# Mahogany exterior door refinish



## Childress Homes (Dec 6, 2008)

House and door in question is a 5 year old 3-0 six panel door that receives full central NC noon and evening sun and continues fading and cracking despite being refinished two years ago with Helmsman spar polyurethane over minwax red mahogany stain. My question is what are your thoughts on a better poly or the HO has expressed just painting the exterior of the door white with oil base gloss. The HO wants something that will give him 8 to 10 years without repainting or refinishing. What are your thoughts on epoxy or urethane based paints? Thanks for any support you guys can give.


----------



## Wolfgang (Nov 16, 2008)

He's not going to get 8 - 10 years out of any clear finish. Cut that in half easily if he has an unvented storm door protecting it. Painting may be his option, but so much of it will depend on color/sheen. If it isnt prepped fully he will probably still experience a short life span on the finish.


----------



## Leo G (May 12, 2005)

If you can start from fresh by stripping or a new slab, this is what I would recommend.

EmTech 9300 Polycarbonate Urethane Top Coat

http://www.targetcoatings.com/emtech-9300.html

It is a waterbased formula that can be applied by brush or spray. Best is by spray for the original coats and the maintenance coats by brush every 2-4 years. You are not going to get 8-10 years out of a coat by something that is normal. A 2K polyurethane will be a tough coating and you can spray it under controlled conditions. A pure acrylic coating that is UV cured will make the 8-10 year mark, but you can't do it on site, it takes professional equipment and space to do it properly.


----------



## DeanV (Feb 20, 2006)

I have seen spar varnish, 2 component marine epoxies, urethanes, etc. all fail in a few year. Some have faired better, but up North, a maintenance coat every 2 years is the minimum. Eventually, the only option is replacement or put up with the touch-up and another coat of finish, which only works so-so. I have yet to have someone apply the necessary maintenance coats to prevent problems.


----------



## slickshift (Jun 14, 2005)

Sikkens Door & Window

It's a 3 coat system
Full sun you go with 3 coats color
(as opposed to 2-color/1-clear or 1-color/2-clear for less sunny spots)

8-10 w/o maint. is unrealistic


----------



## Damon T (Oct 13, 2008)

Ditto on the Sikkens door and window product, great stuff. double ditto on maintenance coatings, 8-10 ain't gonna happen, unless, maybe, with a paint.


----------



## hoya (Dec 16, 2008)

Zar makes a UV poly that works great.. 
Stain door + full sun = maintenance.


----------



## eastend (Jan 24, 2006)

best to use a pigment stain - not dye stain- especially red is very light sensitive. try japan colors like burnt sienna, or venetian red, and burnt umber and black.
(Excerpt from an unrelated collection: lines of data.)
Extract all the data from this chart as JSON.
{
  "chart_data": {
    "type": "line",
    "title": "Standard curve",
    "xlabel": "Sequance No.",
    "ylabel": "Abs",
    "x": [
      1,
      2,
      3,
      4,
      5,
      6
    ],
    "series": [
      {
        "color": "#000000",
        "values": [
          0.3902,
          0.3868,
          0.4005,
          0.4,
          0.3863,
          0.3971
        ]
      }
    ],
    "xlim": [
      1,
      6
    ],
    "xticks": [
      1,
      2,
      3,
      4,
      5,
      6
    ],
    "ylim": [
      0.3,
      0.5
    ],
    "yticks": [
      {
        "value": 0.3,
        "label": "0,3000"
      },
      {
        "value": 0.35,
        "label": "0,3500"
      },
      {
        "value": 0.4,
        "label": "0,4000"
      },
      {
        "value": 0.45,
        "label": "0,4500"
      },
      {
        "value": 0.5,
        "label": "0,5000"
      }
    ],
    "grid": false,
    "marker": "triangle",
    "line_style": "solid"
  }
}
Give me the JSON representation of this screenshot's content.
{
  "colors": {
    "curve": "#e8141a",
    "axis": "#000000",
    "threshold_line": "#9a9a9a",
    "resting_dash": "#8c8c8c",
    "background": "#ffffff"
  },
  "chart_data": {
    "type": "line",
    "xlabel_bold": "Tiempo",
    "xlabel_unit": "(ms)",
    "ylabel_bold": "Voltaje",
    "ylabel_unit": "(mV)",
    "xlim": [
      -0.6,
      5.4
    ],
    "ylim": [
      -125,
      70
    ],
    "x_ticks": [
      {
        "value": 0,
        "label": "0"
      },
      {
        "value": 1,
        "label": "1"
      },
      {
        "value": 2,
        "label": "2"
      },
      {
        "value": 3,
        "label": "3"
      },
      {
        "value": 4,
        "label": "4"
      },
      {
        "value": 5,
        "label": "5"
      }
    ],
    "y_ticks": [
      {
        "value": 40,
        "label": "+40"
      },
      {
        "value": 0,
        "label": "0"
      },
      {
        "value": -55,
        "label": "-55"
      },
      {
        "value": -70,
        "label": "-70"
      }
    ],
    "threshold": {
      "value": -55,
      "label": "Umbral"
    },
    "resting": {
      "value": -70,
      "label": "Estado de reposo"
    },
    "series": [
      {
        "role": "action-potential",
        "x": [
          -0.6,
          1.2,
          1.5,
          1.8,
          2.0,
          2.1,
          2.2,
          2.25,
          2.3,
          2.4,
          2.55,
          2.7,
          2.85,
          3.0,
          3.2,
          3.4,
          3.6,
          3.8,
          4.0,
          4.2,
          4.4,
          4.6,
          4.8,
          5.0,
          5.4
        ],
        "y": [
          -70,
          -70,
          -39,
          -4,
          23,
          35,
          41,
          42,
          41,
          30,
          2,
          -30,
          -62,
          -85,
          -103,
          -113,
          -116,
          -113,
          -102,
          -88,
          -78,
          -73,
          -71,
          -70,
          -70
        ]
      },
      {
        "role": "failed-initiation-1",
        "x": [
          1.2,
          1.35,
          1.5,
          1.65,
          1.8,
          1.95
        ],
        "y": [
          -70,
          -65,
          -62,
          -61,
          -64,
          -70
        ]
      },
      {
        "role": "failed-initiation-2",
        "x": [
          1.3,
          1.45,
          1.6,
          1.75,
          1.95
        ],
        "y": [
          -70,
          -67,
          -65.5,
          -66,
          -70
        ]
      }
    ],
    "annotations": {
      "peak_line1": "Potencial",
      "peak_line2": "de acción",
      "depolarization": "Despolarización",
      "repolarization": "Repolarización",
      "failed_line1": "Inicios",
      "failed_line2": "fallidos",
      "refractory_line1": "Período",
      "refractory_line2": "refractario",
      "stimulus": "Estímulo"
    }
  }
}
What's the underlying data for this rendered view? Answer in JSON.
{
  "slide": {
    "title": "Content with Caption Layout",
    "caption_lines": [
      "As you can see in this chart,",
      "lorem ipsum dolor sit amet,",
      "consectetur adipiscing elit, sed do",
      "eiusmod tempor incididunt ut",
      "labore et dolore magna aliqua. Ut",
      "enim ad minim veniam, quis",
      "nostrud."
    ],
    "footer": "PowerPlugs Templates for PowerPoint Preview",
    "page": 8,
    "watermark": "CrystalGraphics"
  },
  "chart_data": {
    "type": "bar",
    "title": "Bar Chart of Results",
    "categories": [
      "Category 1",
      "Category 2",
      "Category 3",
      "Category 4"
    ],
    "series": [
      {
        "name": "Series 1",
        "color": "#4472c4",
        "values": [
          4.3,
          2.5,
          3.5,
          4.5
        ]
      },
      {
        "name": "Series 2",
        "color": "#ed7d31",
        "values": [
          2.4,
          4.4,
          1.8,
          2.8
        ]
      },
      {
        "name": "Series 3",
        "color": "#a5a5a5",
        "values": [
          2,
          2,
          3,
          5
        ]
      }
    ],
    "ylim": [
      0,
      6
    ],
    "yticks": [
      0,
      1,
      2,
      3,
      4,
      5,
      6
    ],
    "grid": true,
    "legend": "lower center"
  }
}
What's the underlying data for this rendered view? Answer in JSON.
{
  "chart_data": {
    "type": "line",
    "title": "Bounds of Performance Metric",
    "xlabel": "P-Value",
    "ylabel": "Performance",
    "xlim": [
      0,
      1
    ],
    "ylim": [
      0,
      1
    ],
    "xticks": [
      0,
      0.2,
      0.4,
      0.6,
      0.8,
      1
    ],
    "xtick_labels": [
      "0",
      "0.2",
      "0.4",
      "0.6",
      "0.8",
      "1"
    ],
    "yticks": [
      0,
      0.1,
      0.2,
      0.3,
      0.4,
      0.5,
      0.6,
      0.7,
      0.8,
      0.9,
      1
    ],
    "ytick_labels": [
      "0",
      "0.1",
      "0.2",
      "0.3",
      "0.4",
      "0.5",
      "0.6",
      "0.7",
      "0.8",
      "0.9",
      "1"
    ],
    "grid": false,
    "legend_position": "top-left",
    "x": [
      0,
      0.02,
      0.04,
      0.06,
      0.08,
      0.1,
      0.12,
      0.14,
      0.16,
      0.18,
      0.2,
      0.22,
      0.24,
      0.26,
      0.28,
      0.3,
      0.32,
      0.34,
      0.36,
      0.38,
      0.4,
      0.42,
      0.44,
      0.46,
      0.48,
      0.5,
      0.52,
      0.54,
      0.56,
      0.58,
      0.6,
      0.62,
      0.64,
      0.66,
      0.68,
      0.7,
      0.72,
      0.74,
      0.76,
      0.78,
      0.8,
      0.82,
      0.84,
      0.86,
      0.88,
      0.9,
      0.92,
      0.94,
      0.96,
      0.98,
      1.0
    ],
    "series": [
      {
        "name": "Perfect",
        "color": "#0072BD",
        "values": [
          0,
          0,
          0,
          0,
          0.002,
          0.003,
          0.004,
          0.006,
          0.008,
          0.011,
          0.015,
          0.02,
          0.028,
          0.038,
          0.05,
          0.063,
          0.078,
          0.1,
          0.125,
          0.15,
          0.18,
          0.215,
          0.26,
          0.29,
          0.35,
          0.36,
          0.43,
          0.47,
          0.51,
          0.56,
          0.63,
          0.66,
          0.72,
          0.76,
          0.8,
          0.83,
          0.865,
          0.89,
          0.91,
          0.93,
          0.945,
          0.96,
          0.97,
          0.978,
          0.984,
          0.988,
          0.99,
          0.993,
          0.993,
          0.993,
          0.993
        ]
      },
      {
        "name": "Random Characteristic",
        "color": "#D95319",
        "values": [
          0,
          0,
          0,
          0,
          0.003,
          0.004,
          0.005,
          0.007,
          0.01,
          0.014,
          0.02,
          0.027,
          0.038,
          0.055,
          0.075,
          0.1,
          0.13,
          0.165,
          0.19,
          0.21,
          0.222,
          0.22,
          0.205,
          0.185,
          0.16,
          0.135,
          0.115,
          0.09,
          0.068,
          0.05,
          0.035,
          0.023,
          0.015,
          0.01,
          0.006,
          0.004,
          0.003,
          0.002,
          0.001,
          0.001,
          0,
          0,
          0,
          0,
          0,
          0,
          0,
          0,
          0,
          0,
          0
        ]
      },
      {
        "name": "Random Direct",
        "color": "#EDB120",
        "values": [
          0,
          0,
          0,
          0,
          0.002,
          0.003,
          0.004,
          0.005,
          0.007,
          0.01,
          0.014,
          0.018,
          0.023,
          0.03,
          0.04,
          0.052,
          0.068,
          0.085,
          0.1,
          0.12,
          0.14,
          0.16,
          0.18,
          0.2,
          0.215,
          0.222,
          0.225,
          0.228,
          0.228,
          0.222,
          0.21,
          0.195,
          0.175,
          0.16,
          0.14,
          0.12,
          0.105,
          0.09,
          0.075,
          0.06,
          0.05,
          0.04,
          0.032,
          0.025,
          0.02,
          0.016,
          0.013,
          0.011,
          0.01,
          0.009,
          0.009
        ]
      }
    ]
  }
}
I've used a two-part acrylic urethane with very good success. check out www. Bristolfinish.com for info.


----------



## DVWayne (Jan 3, 2009)

Sikkens is the best thing you could use. Doors and window is flexible and will wear great but recoat every 3 to be safe. No door will last 8-10 on a refinish.

Zar is a great product too if you don't go with Sikkens. Their exterior poly is easy to apply and leaves a nice finish. Everyone needs to stop using Helmsman. I had 2 garage door refinishes this year that were only a year old because of that junk.


----------



## Cheesy3 (Jan 8, 2009)

Thank you for the information. I learn a lot from this thread.


----------